Descumprimento no RenovaBio: crime, concorrência desleal e insegurança jurídica

Ao instituir o RenovaBio por meio da Lei 13.576/2017, o legislador buscou criar um mercado de créditos fundamentado em metas individuais de descarbonização de cumprimento obrigatório pelas distribuidoras de combustíveis. Segundo esse programa, cada distribuidora de combustíveis assume obrigação legal de adquirir créditos de descarbonização (CBIOs) correspondentes à sua participação no mercado de combustíveis fósseis.

Entretanto, o RenovaBio vem sendo alvo constante de ataques. Temos assistido a uma verdadeira enxurrada de ações judiciais movidas pelas distribuidoras inadimplentes contra a ANP e a União, por meio das quais obtiveram decisões liminares que flexibilizaram o cumprimento das obrigações e/ou suspenderam a aplicação de sanções decorrentes do descumprimento do programa.

Estamos diante de um dos maiores problemas enfrentados pela sociedade, qual seja, ver a inadimplência ser tratada como debate econômico, acreditando-se ingenuamente no argumento das distribuidoras inadimplentes de que “não conseguiu cumprir a meta” porque “o mercado de CBIOs é volátil” ou porque haveria “insuficiência de créditos para serem adquiridos”.

A incapacidade ou muitas vezes a deliberada recusa de algumas distribuidoras em cumprir suas obrigações regulatórias, incluindo metas de descarbonização estabelecidas no RenovaBio, não pode ser analisada como uma dificuldade econômica momentânea.
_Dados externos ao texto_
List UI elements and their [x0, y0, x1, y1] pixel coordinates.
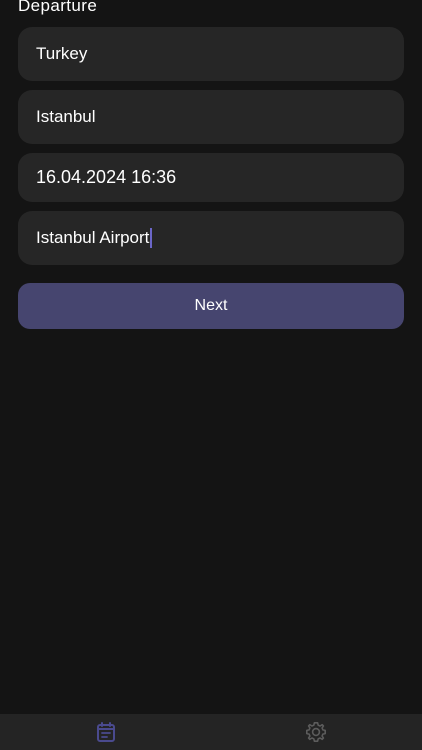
datetime-value: 16.04.2024 16:36: [36, 167, 177, 187]
tab-calendar[interactable]: [94, 720, 118, 744]
tab-settings[interactable]: [304, 720, 328, 744]
datetime-field[interactable]: 16.04.2024 16:36: [18, 153, 404, 202]
tab-bar: [0, 714, 422, 750]
calendar-icon: [97, 722, 115, 742]
gear-icon: [306, 722, 326, 742]
city-field[interactable]: Istanbul: [18, 90, 404, 144]
country-value: Turkey: [36, 44, 88, 63]
section-title: Departure: [18, 0, 98, 15]
next-button[interactable]: Next: [18, 283, 404, 329]
airport-value: Istanbul Airport: [36, 228, 150, 247]
city-value: Istanbul: [36, 107, 96, 126]
airport-field[interactable]: Istanbul Airport: [18, 211, 404, 265]
text-cursor: [150, 228, 152, 248]
country-field[interactable]: Turkey: [18, 27, 404, 81]
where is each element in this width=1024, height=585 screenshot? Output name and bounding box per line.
Trata-se, na maioria dos casos, de estrutura empresarial operada por organizações criminosas com o intuito de ocultar ilícitos tributários, lavar dinheiro, corroer a concorrência e cometer fraudes regulatórias.

Sob a perspectiva penal, tais condutas podem caracterizar organização criminosa, lavagem de dinheiro e sonegação fiscal qualificada.

Do ponto de vista do direito penal ambiental, o não atendimento às metas individuais pelas distribuidoras de combustíveis fósseis enquadra-se como crime ambiental passível de sanção de acordo com a Lei 15.082/2024 e com o artigo 68 da Lei 9.605/1998, por deixar de cumprir obrigação de relevante interesse ambiental.

Sob o aspecto concorrencial, a conduta das distribuidoras inadimplentes infringe o princípio da isonomia e afeta severamente o mercado como mencionado acima, pois além de desestimular o cumprimento do programa, gera uma distorção de preços dos combustíveis, já que as inadimplentes conseguem repassar custos menores e, assim, ofertar produtos com preços menores.

Com efeito, nos últimos anos, uma série de investigações da Polícia Federal e do Ministério Público demonstrou que o setor de combustíveis é historicamente vulnerável à infiltração de grupos criminosos e a forma de operação é conhecida pela criação sucessiva de distribuidoras formalmente regulares, porém economicamente inviáveis. A Operação Carbono Oculto, por exemplo, escancarou a utilização de empresas do setor para simulação de operações e ocultação de valores multimilionários sob o discurso da “complexidade regulatória”.

É nesse contexto que a inadimplência com o RenovaBio deve ser analisada. O programa, ao exigir comprovação anual de metas de descarbonização, introduziu um marco de rastreabilidade e responsabilidade econômica que distingue empresas regulares de estruturas criminosas. O agente que opera com finalidade espúria e que historicamente se vale de distribuidoras “de passagem”, sem lastro financeiro, simplesmente deixa de cumprir a meta, acumula dívidas regulatórias, não recolhe tributos ou faz de modo irregular e desaparece antes das cobranças administrativas ou judiciais.

A resposta adequada da sociedade e do Judiciário não é anistia e nem adiamento do cumprimento de obrigações. A resposta correta e única compatível com a Constituição Federal, com a integridade regulatória e com o dever do Estado de proteger o interesse público, é dar às inadimplentes tratamento criminal com a realização de investigação profunda e aplicação rigorosa das sanções administrativas e penais cabíveis.

Ver o Judiciário dando guarida aos inadimplentes contumazes, por meio da flexibilização de metas, prazos e sanções tem significado premiar o crime organizado.

O RenovaBio é uma política pública séria, moderna e tecnicamente sólida e permitir que seja sequestrada por estruturas criminosas travestidas de distribuidoras é um crime contra o setor energético e contra o próprio Estado brasileiro.